AUD/JPY depreciated by approximately 0.50%, trading around 92.20 during the European hours on Tuesday. The currency cross loses ground as the Australian Dollar (AUD) falls following the release of the Reserve Bank of Australia’s (RBA) Meeting Minutes.

RBA Minutes of its May monetary policy meeting indicated that the board viewed the case for a 25 basis point cut as a stronger one, preferring a policy to be cautious and predictable. The board members emphasized that US trade policy posed a significant and adverse impact on the global outlook, but had not yet affected the Australian economy, however, they did not reason that a 50 bps was needed.

Reserve Bank of Australia (RBA) Assistant Governor Sarah Hunter warned on Tuesday that “higher US tariffs will put a drag on the global economy.” Hunter also noted that higher uncertainty could dampen investment, output, and employment in Australia. However, she added that Australia’s exporters are relatively well-placed to weather the storm and assumes that Chinese authorities will support their economy through fiscal stimulus.

The downside of the AUD/JPY cross could be restrained as the Japanese Yen (JPY) remains softer. However, the JPY may regain its ground amid growing odds of the Bank of Japan’s (BoJ) rate hikes. The BoJ Governor Kazuo Ueda expressed willingness to increase interest rates if economic and price data move in line with forecasts.

Ueda also highlighted the importance that Japan’s economy is undergoing a moderate recovery despite some weakness. He noted that corporate profits are improving, with business sentiment solid. “Will review bond taper plans at the next policy meeting, taking into account opinions of bond market participants.”

Tariffs FAQs

Tariffs are customs duties levied on certain merchandise imports or a category of products. Tariffs are designed to help local producers and manufacturers be more competitive in the market by providing a price advantage over similar goods that can be imported. Tariffs are widely used as tools of protectionism, along with trade barriers and import quotas.

Although tariffs and taxes both generate government revenue to fund public goods and services, they have several distinctions. Tariffs are prepaid at the port of entry, while taxes are paid at the time of purchase. Taxes are imposed on individual taxpayers and businesses, while tariffs are paid by importers.

There are two schools of thought among economists regarding the usage of tariffs. While some argue that tariffs are necessary to protect domestic industries and address trade imbalances, others see them as a harmful tool that could potentially drive prices higher over the long term and lead to a damaging trade war by encouraging tit-for-tat tariffs.

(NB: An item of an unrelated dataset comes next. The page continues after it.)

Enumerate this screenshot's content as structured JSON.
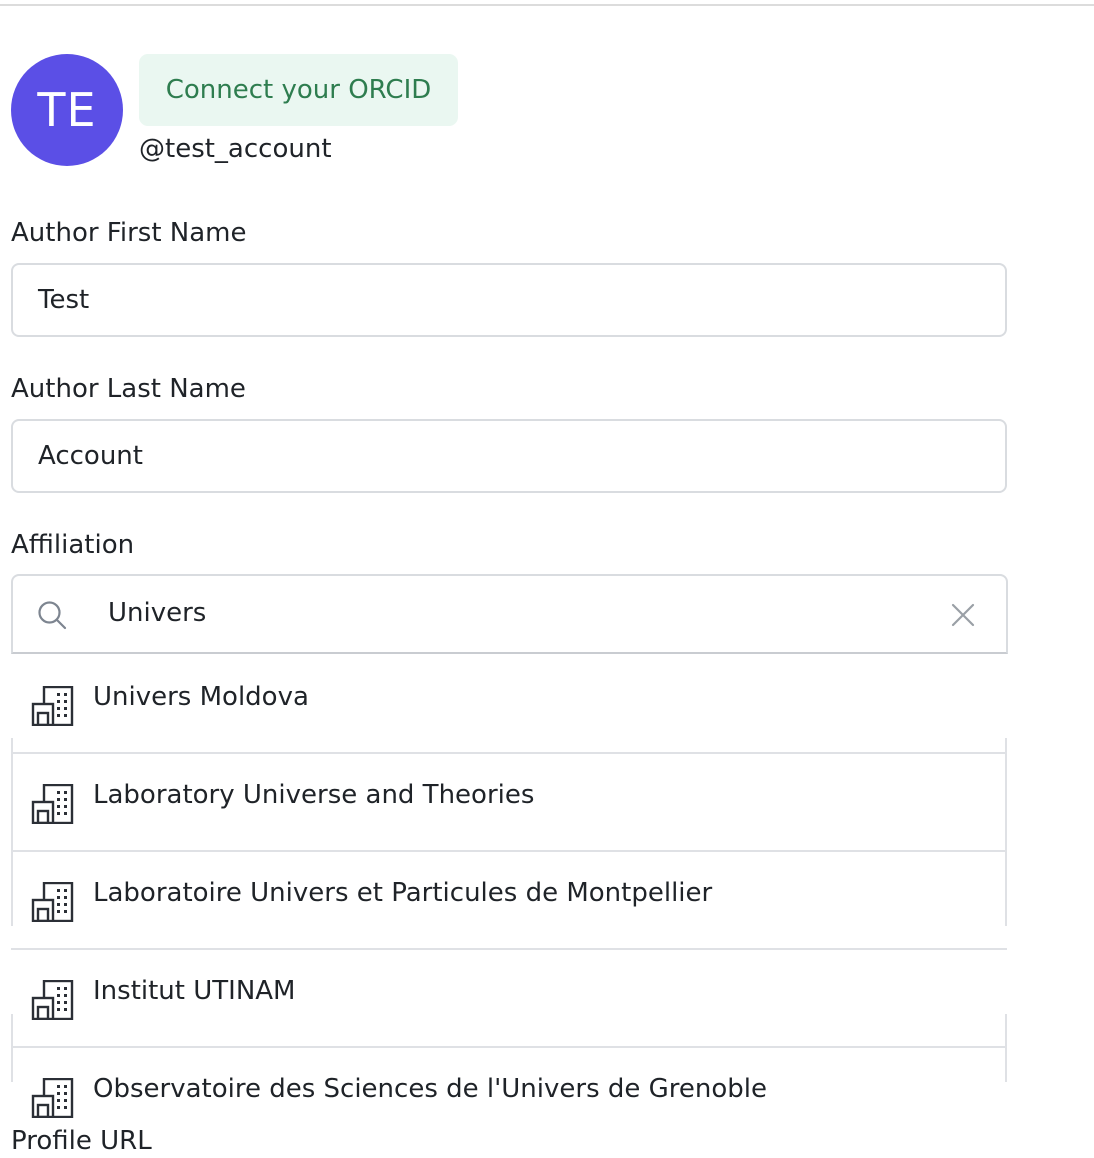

During the run-up to the presidential election in November 2024, Donald Trump made it clear that he intends to use tariffs to support the US economy and American producers. In 2024, Mexico, China and Canada accounted for 42% of total US imports. In this period, Mexico stood out as the top exporter with $466.6 billion, according to the US Census Bureau. Hence, Trump wants to focus on these three nations when imposing tariffs. He also plans to use the revenue generated through tariffs to lower personal income taxes.